BMJ 2010; 341 doi: (Published 07 September 2010) Cite this as: BMJ 2010;341:c4896

This article has a correction. Please see:

  1. Fiona Godlee, editor, BMJ
  1. fgodlee{at}

    This week a BMJ investigation suggests that the diabetes drug rosiglitazone should never have been licensed and should now be withdrawn (doi:10.1136/bmj.c4848).

    The tale of rosiglitazone is a cautionary one from which we must hope the main parties will learn for the future. Hailed as a much needed new approach for patients with type 2 diabetes, the drug was licensed 10 years ago with only limited evidence of its effectiveness and concerns over its safety. While allowing the drug onto the market, the regulators asked the manufacturer GlaxoSmithKline to do additional trials. This the company did while marketing the drug around the world. Millions of prescriptions later, the results of the open label RECORD trial are hotly disputed. GlaxoSmithKline says it shows the drug is safe and the European Medicines Agency seems to have taken this conclusion on trust.
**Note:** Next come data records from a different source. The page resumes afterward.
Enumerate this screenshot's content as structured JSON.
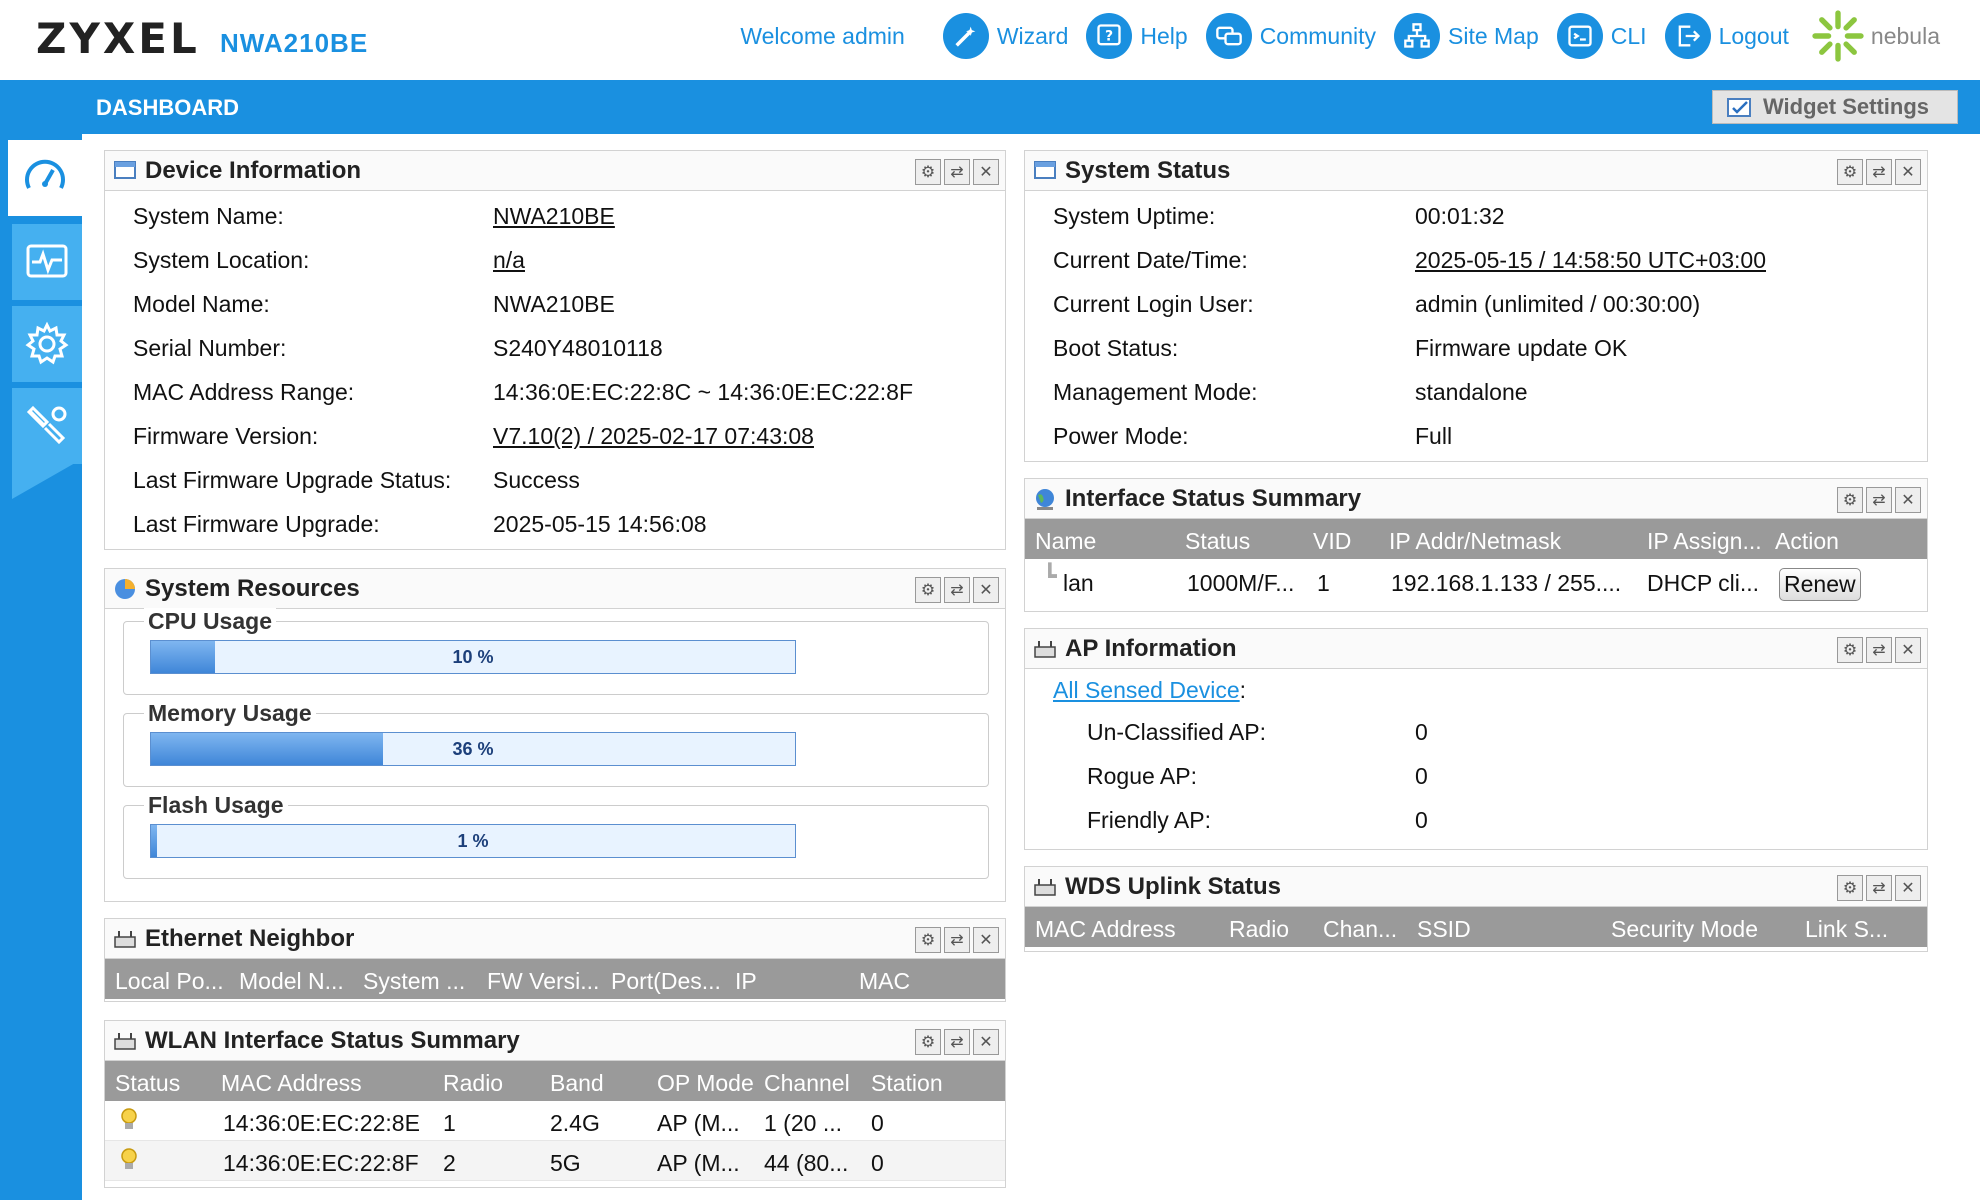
{
  "header": {
    "logo": "ZYXEL",
    "model": "NWA210BE",
    "welcome": "Welcome admin",
    "links": [
      {
        "label": "Wizard",
        "icon": "wizard-icon"
      },
      {
        "label": "Help",
        "icon": "help-icon"
      },
      {
        "label": "Community",
        "icon": "community-icon"
      },
      {
        "label": "Site Map",
        "icon": "sitemap-icon"
      },
      {
        "label": "CLI",
        "icon": "cli-icon"
      },
      {
        "label": "Logout",
        "icon": "logout-icon"
      }
    ],
    "nebula": "nebula"
  },
  "bar": {
    "title": "DASHBOARD",
    "widget_settings": "Widget Settings"
  },
  "sidebar": {
    "items": [
      {
        "icon": "dashboard-gauge-icon",
        "active": true
      },
      {
        "icon": "monitor-pulse-icon"
      },
      {
        "icon": "configuration-gear-icon"
      },
      {
        "icon": "maintenance-tools-icon"
      }
    ]
  },
  "device_info": {
    "title": "Device Information",
    "rows": [
      {
        "key": "System Name:",
        "value": "NWA210BE",
        "link": true
      },
      {
        "key": "System Location:",
        "value": "n/a",
        "link": true
      },
      {
        "key": "Model Name:",
        "value": "NWA210BE"
      },
      {
        "key": "Serial Number:",
        "value": "S240Y48010118"
      },
      {
        "key": "MAC Address Range:",
        "value": "14:36:0E:EC:22:8C ~ 14:36:0E:EC:22:8F"
      },
      {
        "key": "Firmware Version:",
        "value": "V7.10(2) / 2025-02-17 07:43:08",
        "link": true
      },
      {
        "key": "Last Firmware Upgrade Status:",
        "value": "Success"
      },
      {
        "key": "Last Firmware Upgrade:",
        "value": "2025-05-15 14:56:08"
      }
    ]
  },
  "system_status": {
    "title": "System Status",
    "rows": [
      {
        "key": "System Uptime:",
        "value": "00:01:32"
      },
      {
        "key": "Current Date/Time:",
        "value": "2025-05-15 / 14:58:50 UTC+03:00",
        "link": true
      },
      {
        "key": "Current Login User:",
        "value": "admin (unlimited / 00:30:00)"
      },
      {
        "key": "Boot Status:",
        "value": "Firmware update OK"
      },
      {
        "key": "Management Mode:",
        "value": "standalone"
      },
      {
        "key": "Power Mode:",
        "value": "Full"
      }
    ]
  },
  "system_resources": {
    "title": "System Resources",
    "cpu": {
      "label": "CPU Usage",
      "text": "10 %",
      "percent": 10
    },
    "memory": {
      "label": "Memory Usage",
      "text": "36 %",
      "percent": 36
    },
    "flash": {
      "label": "Flash Usage",
      "text": "1 %",
      "percent": 1
    }
  },
  "interface_summary": {
    "title": "Interface Status Summary",
    "columns": [
      "Name",
      "Status",
      "VID",
      "IP Addr/Netmask",
      "IP Assign...",
      "Action"
    ],
    "rows": [
      {
        "name": "lan",
        "status": "1000M/F...",
        "vid": "1",
        "ip": "192.168.1.133 / 255....",
        "assign": "DHCP cli...",
        "action": "Renew"
      }
    ]
  },
  "ap_info": {
    "title": "AP Information",
    "sensed_link": "All Sensed Device",
    "colon": ":",
    "rows": [
      {
        "key": "Un-Classified AP:",
        "value": "0"
      },
      {
        "key": "Rogue AP:",
        "value": "0"
      },
      {
        "key": "Friendly AP:",
        "value": "0"
      }
    ]
  },
  "wds_uplink": {
    "title": "WDS Uplink Status",
    "columns": [
      "MAC Address",
      "Radio",
      "Chan...",
      "SSID",
      "Security Mode",
      "Link S..."
    ]
  },
  "ethernet_neighbor": {
    "title": "Ethernet Neighbor",
    "columns": [
      "Local Po...",
      "Model N...",
      "System ...",
      "FW Versi...",
      "Port(Des...",
      "IP",
      "MAC"
    ]
  },
  "wlan_summary": {
    "title": "WLAN Interface Status Summary",
    "columns": [
      "Status",
      "MAC Address",
      "Radio",
      "Band",
      "OP Mode",
      "Channel",
      "Station"
    ],
    "rows": [
      {
        "mac": "14:36:0E:EC:22:8E",
        "radio": "1",
        "band": "2.4G",
        "op": "AP (M...",
        "channel": "1 (20 ...",
        "station": "0"
      },
      {
        "mac": "14:36:0E:EC:22:8F",
        "radio": "2",
        "band": "5G",
        "op": "AP (M...",
        "channel": "44 (80...",
        "station": "0"
      }
    ]
  },
  "colors": {
    "accent": "#1a90e0",
    "grid_header": "#9a9a9a"
  }
}
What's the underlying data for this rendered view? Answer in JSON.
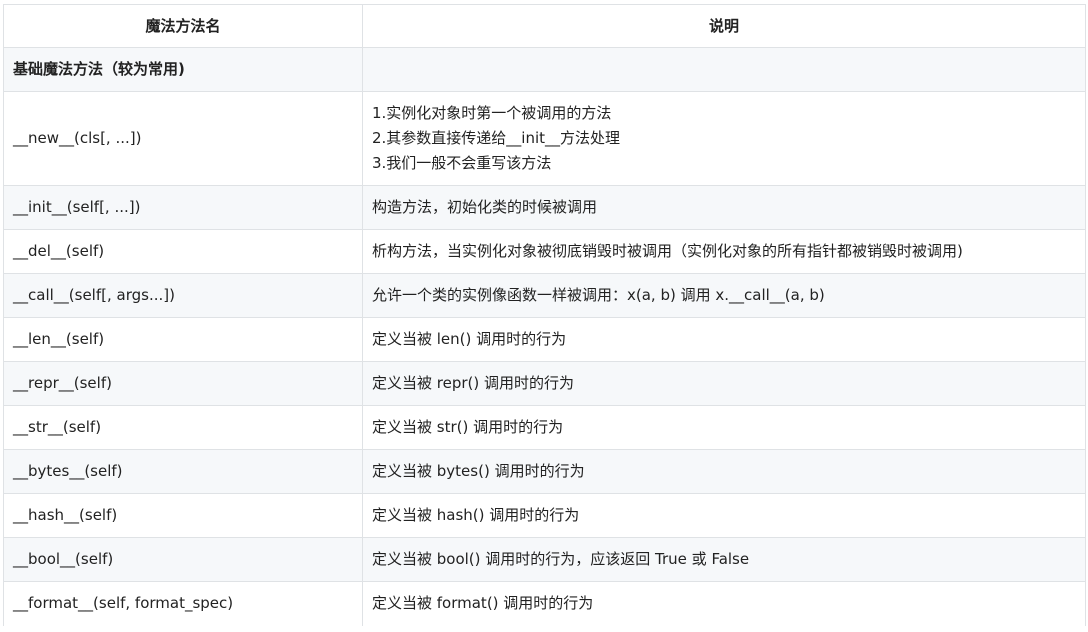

Officers at the Food and Drug Administration, however, prompted by concerns about GlaxoSmithKline’s conduct (BMJ 2010; 340:c1848, doi:10.1136/bmj.c1848) and aided by the FDA’s requirement for individual patient data, decided earlier this year to take a closer look. They uncovered errors in the way the trial was done that systematically favoured the company’s drug.

    Meanwhile the BMJ has discovered that the UK’s Committee on Human Medicines advised the UK regulator, the Medicines and Healthcare products Regulatory Agency, in August that the risks of rosiglitazone outweighed the benefits and that it had no place on the UK market. But doctors received only a muted version of this guidance in a letter in August suggesting merely that they seek alternatives to rosiglitazone. The committee’s much starker conclusion would not have been known until later this month when the EMA meets to decide rosiglitazone’s fate, and might not have been known at all if the EMA were to decide to keep the drug on the market.

    So what should happen? Our commentators (doi:10.1136/bmj.c4805, doi:10.1136/bmj.c4812) and others quoted in the investigation are clear on a number of things, none of which are being said for the first time (BMJ 2009;338:b1025, doi:10.1136/bmj.b1025). Europe’s regulators should be much more transparent. They should require a higher quality of evidence, including proof that new drugs are better than existing drugs before being licensed. And if they do ask the manufacturer to undertake post-marketing trials, they must do a better job of overseeing the way these trials are designed and done.

    Will this put extra strain on what many see as an already overregulated pharmaceutical industry? Certainly it will. So the patent for new drugs should be extended, from the current 20 years to perhaps 25 or 30. We all need the pharmaceutical sector to flourish and innovate. We should also seek to modify the increasingly destructive relationship between industry and the public. This would require concessions on both sides: far greater transparency from industry and the regulators, including access to raw data and funding for independent trials; and greater understanding from the public that there is no such thing as a completely safe drug.